The CFPB has issued a new “snapshot of servicemember complaints.”  The report states that as of November 2015, the CFPB had received about 2,500 complaints from servicemembers, veterans and their dependents about high-cost consumer credit.  These complaints were submitted under two complaint categories: the “payday loan” category or under the “debt collection” category with “payday loan” indicated as the sub-product.  The payday loan category represented 3 percent of total servicemember complaints while the payday loan sub-product category represented 19 percent of servicemember complaints submitted under the debt collection category.

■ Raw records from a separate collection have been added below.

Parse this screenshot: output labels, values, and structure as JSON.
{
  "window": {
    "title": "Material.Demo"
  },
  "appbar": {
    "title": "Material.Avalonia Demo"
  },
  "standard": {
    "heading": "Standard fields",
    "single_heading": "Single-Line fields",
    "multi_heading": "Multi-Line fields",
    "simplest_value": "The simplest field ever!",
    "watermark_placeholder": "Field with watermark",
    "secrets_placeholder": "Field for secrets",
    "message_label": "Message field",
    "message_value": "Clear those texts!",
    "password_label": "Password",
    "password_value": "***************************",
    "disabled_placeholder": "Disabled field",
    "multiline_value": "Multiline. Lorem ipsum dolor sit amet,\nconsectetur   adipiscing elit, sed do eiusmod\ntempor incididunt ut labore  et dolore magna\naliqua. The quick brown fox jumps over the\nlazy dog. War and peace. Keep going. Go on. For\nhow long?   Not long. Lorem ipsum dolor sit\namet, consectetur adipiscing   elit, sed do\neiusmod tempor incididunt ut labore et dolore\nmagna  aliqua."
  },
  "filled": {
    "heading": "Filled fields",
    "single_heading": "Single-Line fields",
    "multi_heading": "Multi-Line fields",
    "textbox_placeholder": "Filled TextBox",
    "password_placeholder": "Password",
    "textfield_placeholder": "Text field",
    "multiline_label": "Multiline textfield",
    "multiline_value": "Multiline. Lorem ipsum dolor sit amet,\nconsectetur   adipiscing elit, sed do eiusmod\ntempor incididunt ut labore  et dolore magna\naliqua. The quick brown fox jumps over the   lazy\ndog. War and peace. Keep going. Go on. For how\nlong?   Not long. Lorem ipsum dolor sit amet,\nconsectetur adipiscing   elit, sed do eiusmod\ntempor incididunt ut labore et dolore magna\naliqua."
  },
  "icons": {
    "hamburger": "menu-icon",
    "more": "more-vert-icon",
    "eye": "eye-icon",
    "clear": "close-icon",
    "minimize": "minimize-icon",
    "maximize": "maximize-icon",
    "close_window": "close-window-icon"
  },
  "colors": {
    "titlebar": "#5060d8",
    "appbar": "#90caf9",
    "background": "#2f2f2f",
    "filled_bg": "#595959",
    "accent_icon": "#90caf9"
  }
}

The CFPB comments that “given the overall size of the marketplace for high-cost consumer credit products, the number of debt collection complaints servicemembers, veterans and their dependents submitted stemming from these loans is high.  This suggests, in part, that military consumers struggle more with repayment of high-cost credit products, as compared to other types of credit.”  The CFPB also comments that “the good news is that recent updates [to the Department of Defense (DoD) regulation implementing the Military Loan Act (MLA)] should generally help servicemembers and their families avoid this type of high-cost debt going forward.”

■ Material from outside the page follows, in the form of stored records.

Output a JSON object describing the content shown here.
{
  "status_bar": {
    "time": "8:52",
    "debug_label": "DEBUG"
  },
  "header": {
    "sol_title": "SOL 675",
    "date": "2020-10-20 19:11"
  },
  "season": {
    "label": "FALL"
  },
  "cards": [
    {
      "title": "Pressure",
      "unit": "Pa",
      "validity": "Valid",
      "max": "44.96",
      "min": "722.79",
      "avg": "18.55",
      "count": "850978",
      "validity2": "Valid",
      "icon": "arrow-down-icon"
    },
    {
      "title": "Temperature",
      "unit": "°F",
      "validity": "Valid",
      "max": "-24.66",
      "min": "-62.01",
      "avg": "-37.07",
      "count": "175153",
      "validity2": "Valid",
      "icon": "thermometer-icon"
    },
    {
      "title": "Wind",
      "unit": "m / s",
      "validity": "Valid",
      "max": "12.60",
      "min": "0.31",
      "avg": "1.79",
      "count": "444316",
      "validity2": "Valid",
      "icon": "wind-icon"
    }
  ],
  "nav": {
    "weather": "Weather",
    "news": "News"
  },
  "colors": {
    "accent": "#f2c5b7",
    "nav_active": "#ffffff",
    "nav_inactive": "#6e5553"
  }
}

The report includes a summary of the amendments to the MLA regulation published by the DoD in July 2015 which dramatically expanded the MLA’s scope.  MLA coverage was previously limited to only three types of consumer credit extended to active-duty service members and their dependents: closed-end payday loans with a term of 91 days or less in which the amount financed does not exceed $2,000, closed-end vehicle title loans with a term of 181 days or less, and closed-end tax refund anticipation loans.  The amendments extended the MLA’s 36 percent interest cap and other restrictions to a host of additional products, including credit cards, installment loans, private student loans and federal student loans not made under Title IV of the Higher Education Act, and all types of deposit advance, refund anticipation, vehicle title, and payday loans (residential mortgages and purchase-money personal property loans are excluded).  The amended regulation will apply only to consumer credit transactions or accounts that are consummated or established after October 3, 2016 for most products, and after October 3, 2017 for credit cards.